Yesterday morning or a little earlier it finally clicked with me a possible reason why Little Fayoumis is often so excellently well-behaved with me, and sometimes not with others, generally when the others are having a tough day because they're zonked.
I noticed early on that I had two modes of interacting with him: normal, where I would be gentle with normal kid-things, though pointing them out, and sleep-depped/stressed, where I would jump on each and every little thing. I realized that if I kept that up, he'd be confused with me too much, and wouldn't know which way to jump. That would be bad.

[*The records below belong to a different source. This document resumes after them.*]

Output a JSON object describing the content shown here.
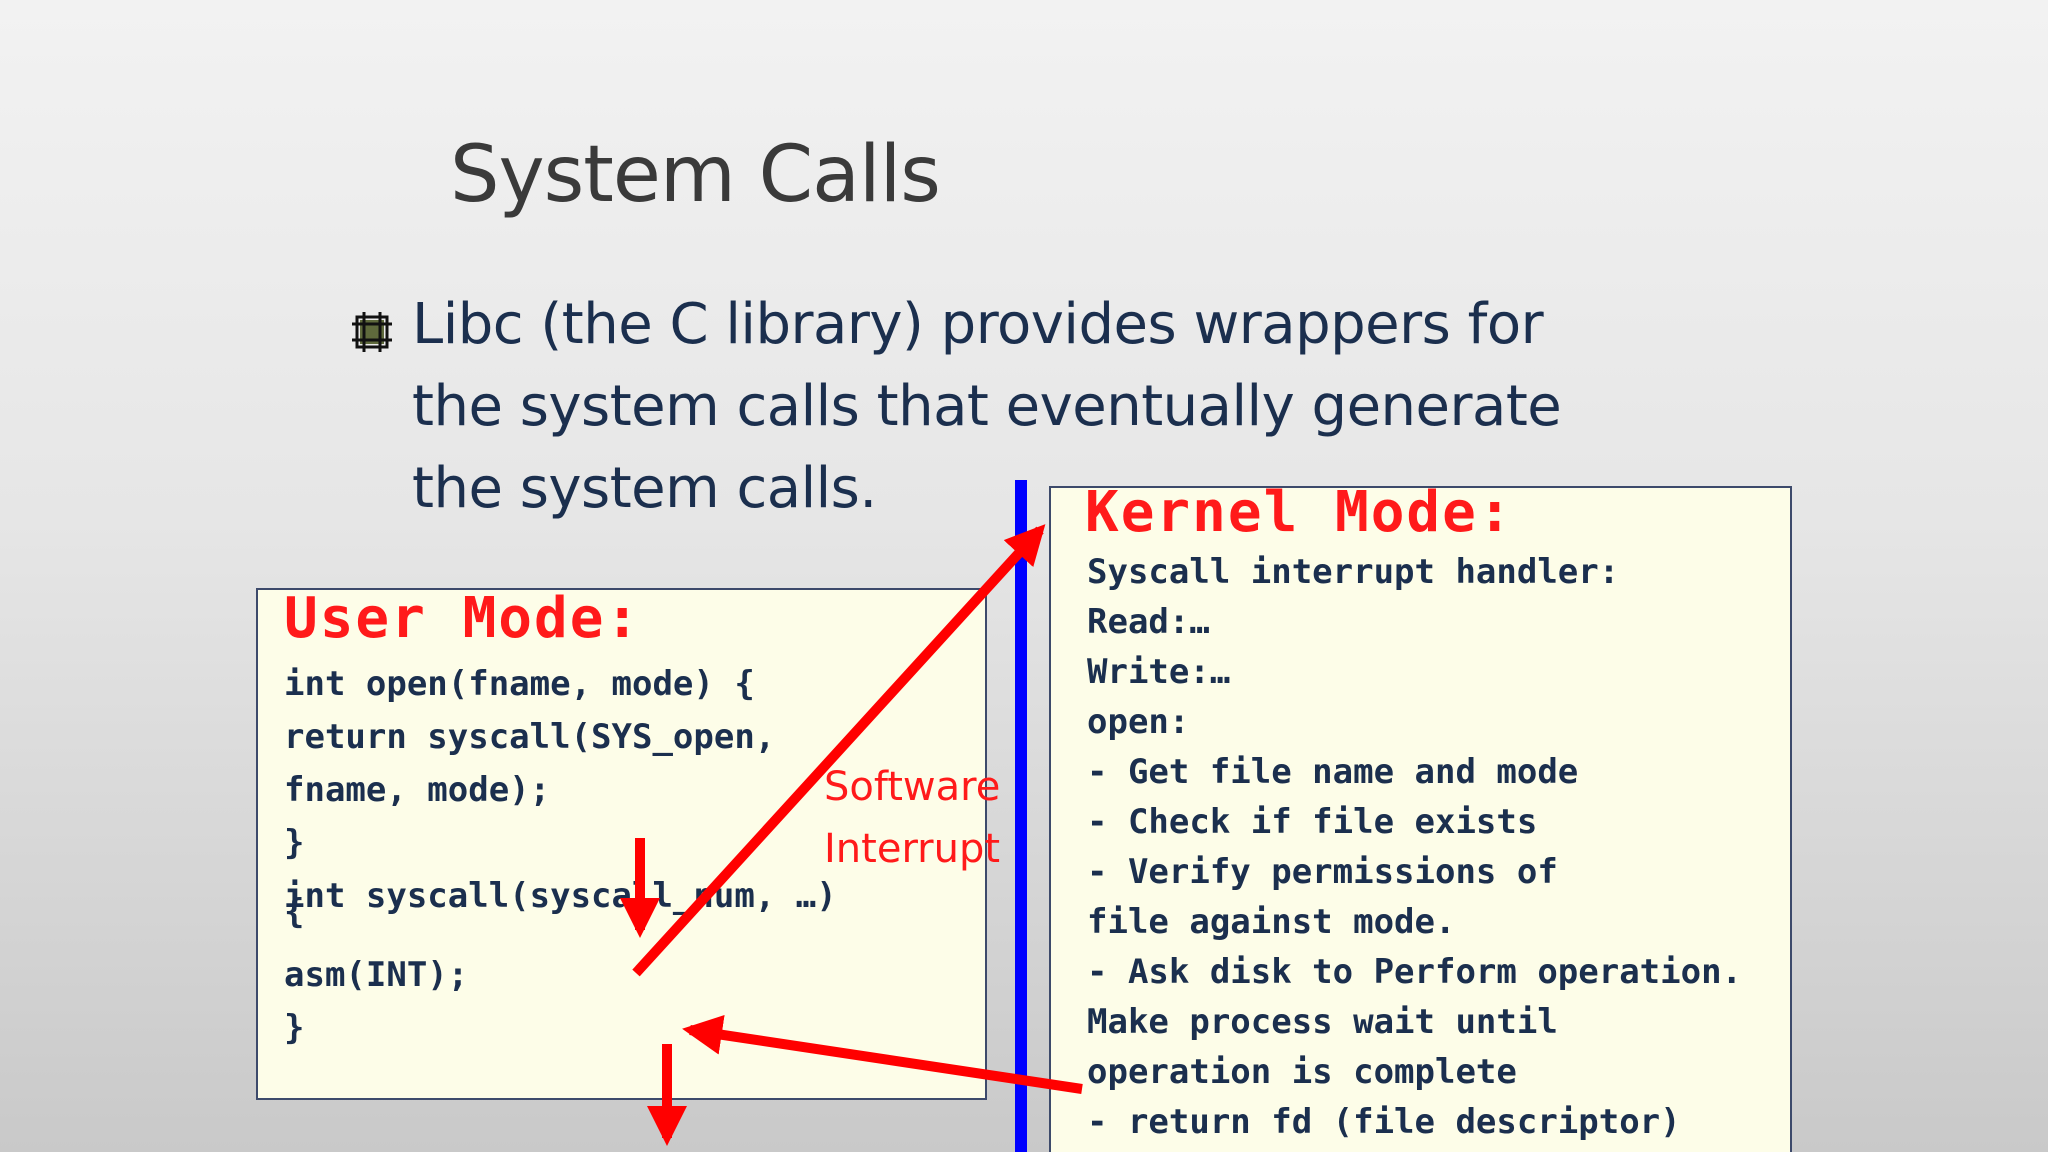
{
  "slide": {
    "title": "System Calls",
    "bullet": {
      "icon": "square-bullet-icon",
      "lines": [
        "Libc (the C library) provides wrappers for",
        "the system calls that eventually generate",
        "the system calls."
      ]
    }
  },
  "user_mode": {
    "title": "User Mode:",
    "code": [
      "int open(fname, mode) {",
      "  return syscall(SYS_open,",
      "  fname, mode);",
      "}",
      "int syscall(syscall_num, …)",
      "{",
      "  asm(INT);",
      "}"
    ]
  },
  "kernel_mode": {
    "title": "Kernel Mode:",
    "code": [
      "Syscall interrupt handler:",
      "Read:…",
      "Write:…",
      "open:",
      "  - Get file name and mode",
      "  - Check if file exists",
      "  - Verify permissions of",
      "    file against mode.",
      "  - Ask disk to Perform operation.",
      "    Make process wait until",
      "    operation is complete",
      "  - return fd (file descriptor)"
    ]
  },
  "annotation": {
    "line1": "Software",
    "line2": "Interrupt"
  },
  "colors": {
    "arrow": "#ff0000",
    "divider": "#0000ff",
    "box_fill": "#fdfde8",
    "title_text": "#3a3a3a",
    "body_text": "#1b2f4e"
  }
}
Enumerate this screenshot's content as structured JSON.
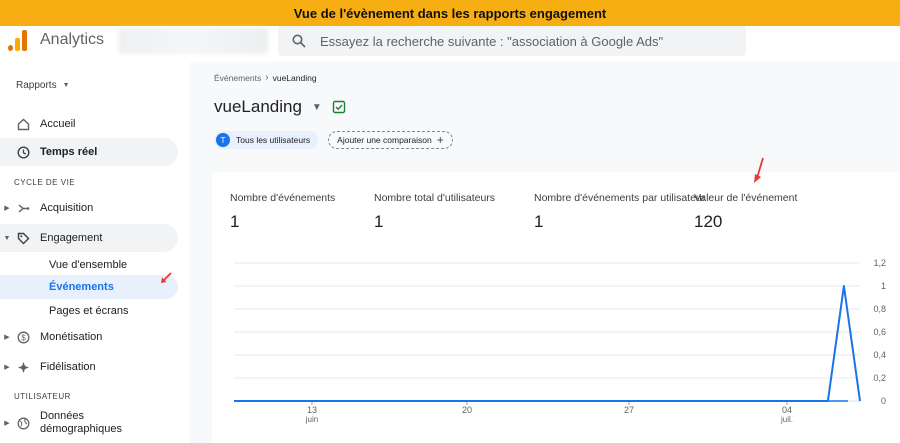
{
  "banner": {
    "text": "Vue de l'évènement dans les rapports engagement"
  },
  "topbar": {
    "app_name": "Analytics",
    "search_placeholder": "Essayez la recherche suivante : \"association à Google Ads\""
  },
  "sidebar": {
    "rapports_label": "Rapports",
    "items": [
      {
        "label": "Accueil",
        "icon": "home-icon"
      },
      {
        "label": "Temps réel",
        "icon": "clock-icon"
      }
    ],
    "section_cycle": "CYCLE DE VIE",
    "cycle_items": [
      {
        "label": "Acquisition",
        "icon": "acquisition-icon"
      },
      {
        "label": "Engagement",
        "icon": "tag-icon"
      }
    ],
    "engagement_sub": [
      {
        "label": "Vue d'ensemble"
      },
      {
        "label": "Événements"
      },
      {
        "label": "Pages et écrans"
      }
    ],
    "cycle_items2": [
      {
        "label": "Monétisation",
        "icon": "dollar-icon"
      },
      {
        "label": "Fidélisation",
        "icon": "retention-icon"
      }
    ],
    "section_user": "UTILISATEUR",
    "user_items": [
      {
        "label_line1": "Données",
        "label_line2": "démographiques",
        "icon": "globe-icon"
      }
    ]
  },
  "main": {
    "breadcrumb": {
      "parent": "Événements",
      "current": "vueLanding"
    },
    "title": "vueLanding",
    "chip_user": {
      "avatar": "T",
      "label": "Tous les utilisateurs"
    },
    "chip_add": "Ajouter une comparaison",
    "metrics": [
      {
        "label": "Nombre d'événements",
        "value": "1"
      },
      {
        "label": "Nombre total d'utilisateurs",
        "value": "1"
      },
      {
        "label": "Nombre d'événements par utilisateur",
        "value": "1"
      },
      {
        "label": "Valeur de l'événement",
        "value": "120"
      }
    ]
  },
  "colors": {
    "accent": "#1a73e8",
    "banner": "#f6ae12",
    "arrow": "#e53935",
    "line": "#1a73e8"
  },
  "chart_data": {
    "type": "line",
    "x_tick_labels": [
      {
        "day": "13",
        "month": "juin"
      },
      {
        "day": "20",
        "month": ""
      },
      {
        "day": "27",
        "month": ""
      },
      {
        "day": "04",
        "month": "juil."
      }
    ],
    "y_tick_labels": [
      "1,2",
      "1",
      "0,8",
      "0,6",
      "0,4",
      "0,2",
      "0"
    ],
    "ylim": [
      0,
      1.2
    ],
    "series": [
      {
        "values": [
          0,
          0,
          0,
          0,
          0,
          0,
          0,
          0,
          0,
          0,
          0,
          0,
          0,
          0,
          0,
          0,
          0,
          0,
          0,
          0,
          0,
          0,
          0,
          0,
          0,
          0,
          0,
          0,
          0,
          0,
          0,
          0,
          0,
          0,
          0,
          0,
          0,
          0,
          1,
          0
        ]
      }
    ]
  }
}
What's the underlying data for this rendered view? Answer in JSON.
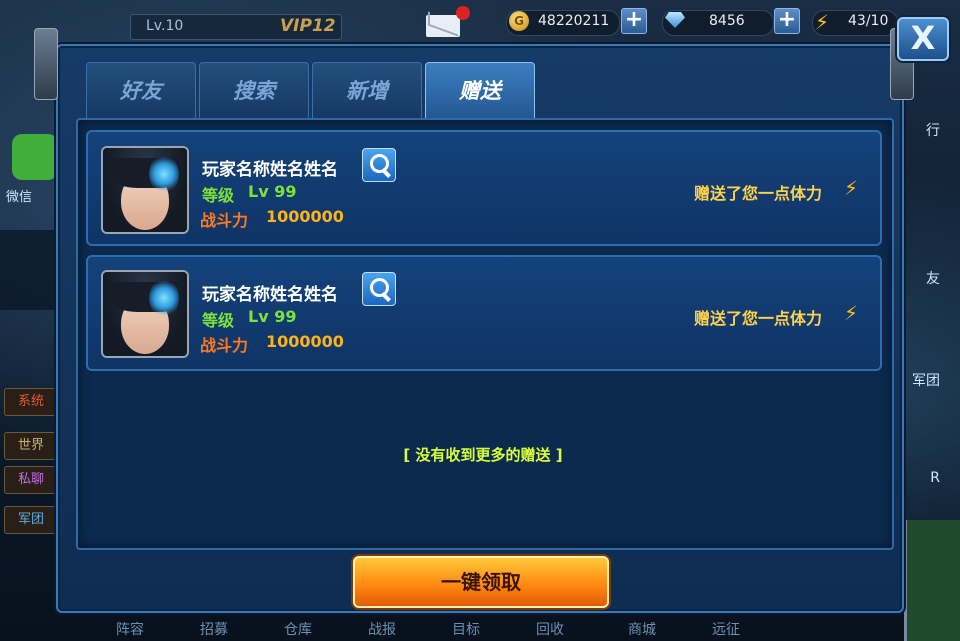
{
  "hud": {
    "level": "Lv.10",
    "vip": "VIP12",
    "gold": "48220211",
    "gems": "8456",
    "stamina": "43/10",
    "add_symbol": "+",
    "close_symbol": "X"
  },
  "background": {
    "wechat_label": "微信",
    "chat_channels": [
      "系统",
      "世界",
      "私聊",
      "军团"
    ],
    "right_labels": [
      "行",
      "友",
      "军团",
      "R"
    ],
    "bottom_labels": [
      "阵容",
      "招募",
      "仓库",
      "战报",
      "目标",
      "回收",
      "商城",
      "远征"
    ]
  },
  "tabs": [
    "好友",
    "搜索",
    "新增",
    "赠送"
  ],
  "active_tab_index": 3,
  "gifts": [
    {
      "player_name": "玩家名称姓名姓名",
      "level_label": "等级",
      "level_value": "Lv 99",
      "power_label": "战斗力",
      "power_value": "1000000",
      "gift_message": "赠送了您一点体力",
      "avatar_icon": "anime-hero-portrait"
    },
    {
      "player_name": "玩家名称姓名姓名",
      "level_label": "等级",
      "level_value": "Lv 99",
      "power_label": "战斗力",
      "power_value": "1000000",
      "gift_message": "赠送了您一点体力",
      "avatar_icon": "anime-hero-portrait"
    }
  ],
  "empty_message": "[ 没有收到更多的赠送 ]",
  "claim_all_label": "一键领取",
  "colors": {
    "accent_blue": "#3a78b6",
    "level_green": "#7ee23a",
    "power_orange": "#ff7a1e",
    "gift_yellow": "#ffd24a",
    "claim_button": "#ff8a12"
  }
}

When you're working a job from hell and going to school and babysitting a 4-year-old, you can't really do much about the sleep-dep and stress. What you can do, and what I did, would be give the kid tools to understand it. I explained that some days I was grouchy because I didn't get enough sleep (just like he got grouchy), and some days I was not grouchy because I got the sleep I needed. Days I was not grouchy, everything was fine. Days I was grouchy, I would be grouchy, and anything he did that was in the least out of line or bothering me, I would be, duh, grouchy about!
Then, I proceeded to inform him of which days my grouchy days were. And he picked up on it very fast, and would often ask me outright, "Are you... grouchy today?" if he was being boisterous and I was calling him on it and having him chill way down, especially if I was doing so a little snappishly. He learned that there were two sets of rules for behaving, and how he could have fun on normal days, and how he could (quietly and non-invasively) have fun on grouchy days.
I felt it important to stress that there was a reason why being noisy was okay on some days, and not on others, and it was through no hidden fault of his, no hidden standard he wasn't living up to, that he got busted for more things on grouchy days if he didn't toe the line with exactness.
I haven't had that job in over a year, and my stress level has gone way down. Also, it's become unnecessary to watch him every blessed minute; if I'm all that tired and watching him, I can take a nap if I need to. So I haven't needed to tell him that I've been grouchy today, in general, in the longest time.
Little Fayoumis's teacher has been worried about his self-esteem. He's a very bright boy, it's just that he has no faith in his ability to do anything right, and it shows.
And for whatever reason, I thought of the grouchy thing with Marx. Little Fayoumis is used to playing with him, the sort of playing that involves lots of being held upside down and tickling. That's when he's not exhausted. When he is exhausted, which is a lot these days, sometimes it seems like Little Fayoumis is bad for him all the time, and can't do a thing right. And it seems that some of it is for actual things that need work, and some of it might be dealt with a little less grumpily if he weren't so exhausted. With me, Little Fayoumis is used to being told firmly but not grouchily what to do and what not to do; after I realized just how lousy he must feel at being sniped at when he'd really just been acting like a kid at the wrong time, I consciously tried to remove the sharp edge from my voice when dealing with him when grouchy, leaving that for when he'd actually done something wrong wrong. So being talked to with that grouchy edge on the voice on a regular basis must be... disheartening.
So yesterday morning, I reminded Little Fayoumis of the "grouchy" thing. I reminded him how I was when I was grouchy, how he had to be extra-good and things that were okay when I was not grouchy were out of the question when I was grouchy. Then I reminded him that Marx was grouchy a lot, and when Marx was grouchy, he should be extra-good for him.
It was a lightbulb-above-head moment for him if I've ever seen one. He knows grouchy and not-grouchy. He's a bright kid, but he's not so good at putting things into the proper context by themselves without someone giving him examples first. Ideally, no one in the household would be exhausted and sick and grouchy. However, with two college students and a working mom, that's just not happening. But as long as we put it into the proper context, grouchy/not-grouchy, he'll behave accordingly, because there are two different sets of rules. Without that context, he's going to stay confused and thinking it's all his fault that sometimes when he does some things it's okay and encouraged because he's playing and it's silly and fun, and other times when he tries the same thing, it's a bad thing and he shouldn't do it.
When I came home after shopping yesterday, Marx remarked to me that for some reason, Little Fayoumis had been extra-good, very well-behaved.
They've got the goofy play bond that I'll never have. It makes me regretful, sometimes, that they can be hyper and play like that, because I just don't have the mindset to do much kid-play anymore. When I was 12 I started listening to the grown-ups, because kid-play was pointless for me. But I know which way the Little Fayoumis jumps, because I've been around him so long. I speak his language. Someone else can say something and get a blank with him, but I know the way to phrase stuff to make that lightbulb turn on a good percentage of the time.